Ao contrário das expectativas de Bush, a intervenção no Iraque, longe de enfraquecer o Irã, fortaleceu enormemente sua posição como poder regional no Oriente Médio. Através dos seus contatos com o Hezbollah e por causa da retirada da Síria do Líbano, tem agora um papel maior lá. Também interviu para financiar o Hamas em seu conflito com a Autoridade Palestina.
Recorde nos preços do petróleo e um aumento do comércio com a Rússia, China e Índia tem permitido ao Irã não dar importância à pressão dos EUA para encerrar seu programa nuclear. Há setores do governo americano – liderados, parece, pelo vice-Presidente Cheney – que ainda desejam recorrer para a solução militar.Mas uma invasão militar em larga escala do Irã, 3 vezes mais populoso que o Iraque, está descartada. O bombardeio das instalações nucleares do Irã, contudo, ainda é uma opção que ‘permanece na mesa’, tal é o louco ponto de vista da administração Bush.
Contudo, devido à oposição de outras potências capitalistas, os EUA parecem estar sendo forçados a botar até mesmo este plano na geladeira, preferindo deixar para a Europa em particular, China e Rússia, a pressionar o Irã para chegar a algum tipo de compromisso.

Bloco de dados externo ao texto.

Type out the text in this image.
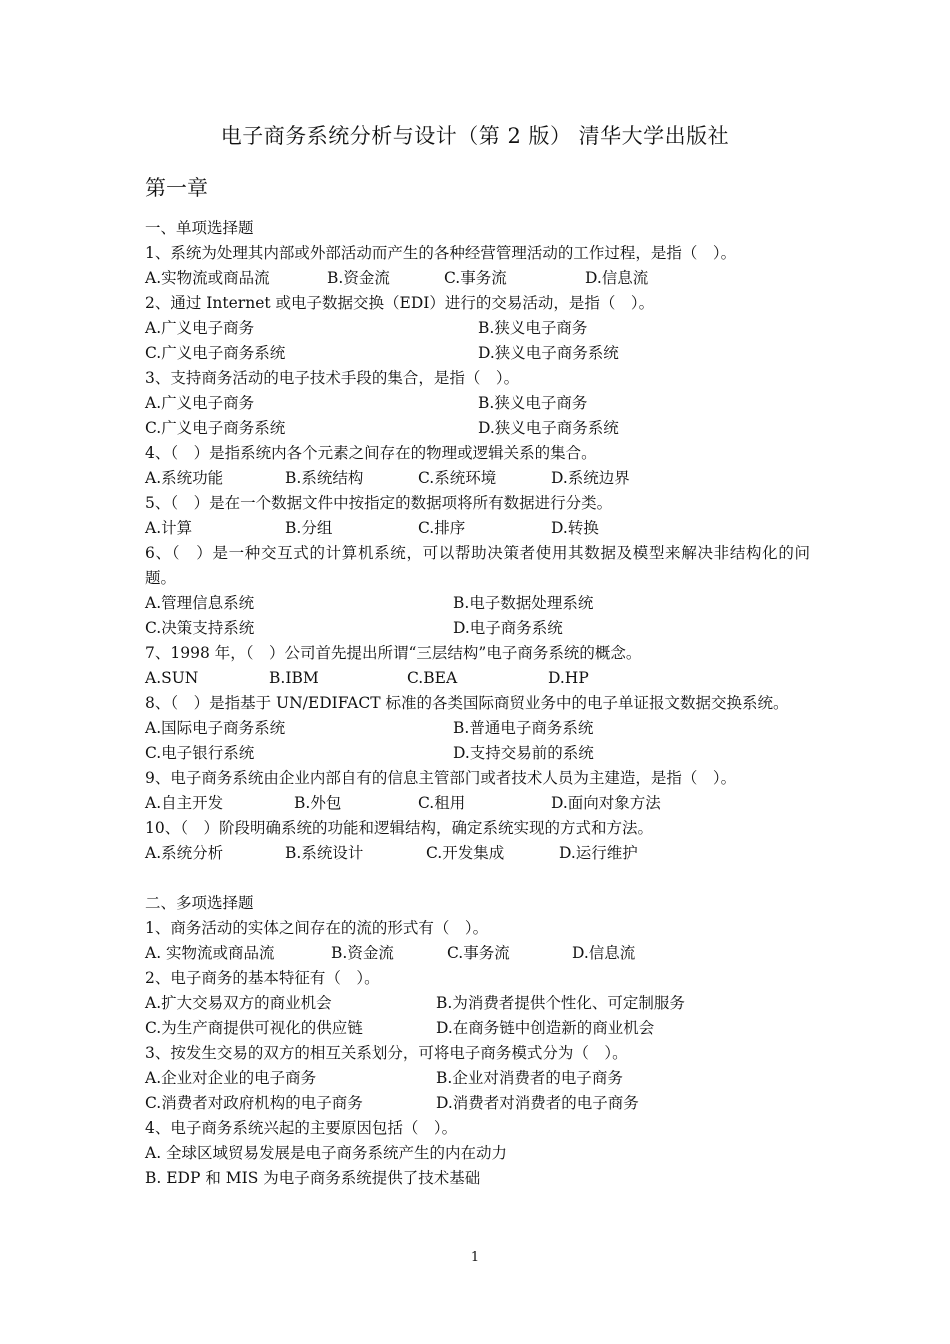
电子商务系统分析与设计（第 2 版） 清华大学出版社
第一章
一、单项选择题
1、系统为处理其内部或外部活动而产生的各种经营管理活动的工作过程，是指（　）。
A.实物流或商品流	B.资金流	C.事务流	D.信息流
2、通过 Internet 或电子数据交换（EDI）进行的交易活动，是指（　）。
A.广义电子商务	B.狭义电子商务
C.广义电子商务系统	D.狭义电子商务系统
3、支持商务活动的电子技术手段的集合，是指（　）。
A.广义电子商务	B.狭义电子商务
C.广义电子商务系统	D.狭义电子商务系统
4、（　）是指系统内各个元素之间存在的物理或逻辑关系的集合。
A.系统功能	B.系统结构	C.系统环境	D.系统边界
5、（　）是在一个数据文件中按指定的数据项将所有数据进行分类。
A.计算	B.分组	C.排序	D.转换
6、（　）是一种交互式的计算机系统，可以帮助决策者使用其数据及模型来解决非结构化的问题。
A.管理信息系统	B.电子数据处理系统
C.决策支持系统	D.电子商务系统
7、1998 年，（　）公司首先提出所谓“三层结构”电子商务系统的概念。
A.SUN	B.IBM	C.BEA	D.HP
8、（　）是指基于 UN/EDIFACT 标准的各类国际商贸业务中的电子单证报文数据交换系统。
A.国际电子商务系统	B.普通电子商务系统
C.电子银行系统	D.支持交易前的系统
9、电子商务系统由企业内部自有的信息主管部门或者技术人员为主建造，是指（　）。
A.自主开发	B.外包	C.租用	D.面向对象方法
10、（　）阶段明确系统的功能和逻辑结构，确定系统实现的方式和方法。
A.系统分析	B.系统设计	C.开发集成	D.运行维护
二、多项选择题
1、商务活动的实体之间存在的流的形式有（　）。
A. 实物流或商品流	B.资金流	C.事务流	D.信息流
2、电子商务的基本特征有（　）。
A.扩大交易双方的商业机会	B.为消费者提供个性化、可定制服务
C.为生产商提供可视化的供应链	D.在商务链中创造新的商业机会
3、按发生交易的双方的相互关系划分，可将电子商务模式分为（　）。
A.企业对企业的电子商务	B.企业对消费者的电子商务
C.消费者对政府机构的电子商务	D.消费者对消费者的电子商务
4、电子商务系统兴起的主要原因包括（　）。
A. 全球区域贸易发展是电子商务系统产生的内在动力
B. EDP 和 MIS 为电子商务系统提供了技术基础
1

Nos opomos ao uso da energia nuclear pelo Irã, sem falar na aquisição de armas nucleares.Não obstante, é pura hipocrisia para os EUA denunciar o regime iraniano enquanto o Irã está cercado por todos os lados de potências nucleares – alguns, como Israel, armados até os dentes pelo imperialismo estadunidense.
Enfraquecimento
A mudança de abordagem dos EUA sobre o Irã significa o enfraquecimento de sua posição, um retrocesso para a filosofia da administração Bush de unilateralismo e ‘ataques preventivos’ contra os inimigos perceptíveis dos EUA.
Sua proeza militar não está subscrita, como foi o caso no passado, por sua posição econômica dominante. Ele está sendo enormemente enfraquecido pela escavação de sua economia pela desindustrialização e sua dependência do capitalismo asiático, especialmente a China, para tapar o déficit de 7% na sua balança de comércio ao comprar seus bens em dólares. Por quanto tempo isso vai continuar é outra questão, como temos explicado em números anteriores do The Socialist [Jornal do Partido Socialista].
Uma coisa está clara: o mandato do imperialismo estadunidense não será inquestionável, seja no mundo neo-colonial ou outro lugar. De fato o projeto mundial da dominação imperialista dos Eua está sendo severamente posto em cheque. As greves de massas sobre a questão da imigração nos EUA, junto com o crescente descontentamento dos trabalhadores americanos, também são uma indicação da colossal oposição social que está sendo produzido domesticamente nos EUA. Internacionalmente, a França e agora o Chile mostram a massiva oposição mundial ao capitalismo e imperialismo.
Isso é abastecido pela enorme divisão de riquezas, que está sendo agora desafiada pelos trabalhadores e a oposição de massas demonstrada pela guerra do Iraque e as belicosas ações internacionais do imperialismo dos EUA. Isso ainda não encontrou uma expressão política organizada na formação de um distinto partido operário de massas dos trabalhadores dos EUA, mas as ações do regime Bush estão preparando o terreno precisamente para tal desenvolvimento.
O brutal Império Romano provocou a revolta dos escravos - este ‘império’ moderno fará algo parecido. Contudo, os escravos de Roma não podiam oferecer uma forma melhor de produção e desenvolvimento da sociedade. Os modernos escravos assalariados do capitalismo, tanto no mundo ‘avançado’ quanto no neo-colonial, representam o progresso humano, o futuro do socialismo e uma economia planificada mundial em resposta ao militarismo e barbarismo do imperialismo estadunidense e o sistema mundial que ele defende hoje.